Task-Aware Virtual Training: Enhancing Generalization in Meta-Reinforcement Learning for Out-of-Distribution Tasks
This addresses a key limitation in meta-RL for robotics and simulation applications, though it appears incremental as it builds on existing context-based methods.
The paper tackles the problem of meta-reinforcement learning struggling with out-of-distribution tasks by proposing Task-Aware Virtual Training (TAVT), which uses metric-based representation learning and state regularization to enhance generalization, achieving significant improvements across MuJoCo and MetaWorld environments.

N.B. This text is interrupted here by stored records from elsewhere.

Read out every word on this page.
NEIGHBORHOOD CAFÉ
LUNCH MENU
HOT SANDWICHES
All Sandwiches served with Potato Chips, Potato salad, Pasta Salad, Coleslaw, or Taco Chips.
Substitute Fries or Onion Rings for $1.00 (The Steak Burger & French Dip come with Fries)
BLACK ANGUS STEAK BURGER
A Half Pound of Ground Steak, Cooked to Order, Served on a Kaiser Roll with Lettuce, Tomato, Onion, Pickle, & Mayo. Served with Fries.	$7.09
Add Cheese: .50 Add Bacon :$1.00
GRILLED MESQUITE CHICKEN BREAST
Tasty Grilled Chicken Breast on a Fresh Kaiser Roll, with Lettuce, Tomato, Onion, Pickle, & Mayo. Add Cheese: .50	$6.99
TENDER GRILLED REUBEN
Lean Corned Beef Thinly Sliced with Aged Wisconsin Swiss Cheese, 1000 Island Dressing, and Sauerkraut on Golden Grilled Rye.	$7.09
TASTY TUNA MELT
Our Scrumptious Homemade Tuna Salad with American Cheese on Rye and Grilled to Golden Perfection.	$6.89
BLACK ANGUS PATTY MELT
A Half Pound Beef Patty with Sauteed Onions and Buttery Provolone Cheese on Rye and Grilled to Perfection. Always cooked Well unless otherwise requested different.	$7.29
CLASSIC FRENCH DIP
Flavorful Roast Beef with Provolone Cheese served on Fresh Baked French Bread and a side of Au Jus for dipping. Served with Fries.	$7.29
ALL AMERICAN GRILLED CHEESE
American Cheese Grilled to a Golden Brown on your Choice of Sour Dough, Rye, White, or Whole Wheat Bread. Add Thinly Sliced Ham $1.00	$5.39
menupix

Meta reinforcement learning aims to develop policies that generalize to unseen tasks sampled from a task distribution. While context-based meta-RL methods improve task representation using task latents, they often struggle with out-of-distribution (OOD) tasks. To address this, we propose Task-Aware Virtual Training (TAVT), a novel algorithm that accurately captures task characteristics for both training and OOD scenarios using metric-based representation learning. Our method successfully preserves task characteristics in virtual tasks and employs a state regularization technique to mitigate overestimation errors in state-varying environments. Numerical results demonstrate that TAVT significantly enhances generalization to OOD tasks across various MuJoCo and MetaWorld environments. Our code is available at https://github.com/JM-Kim-94/tavt.git.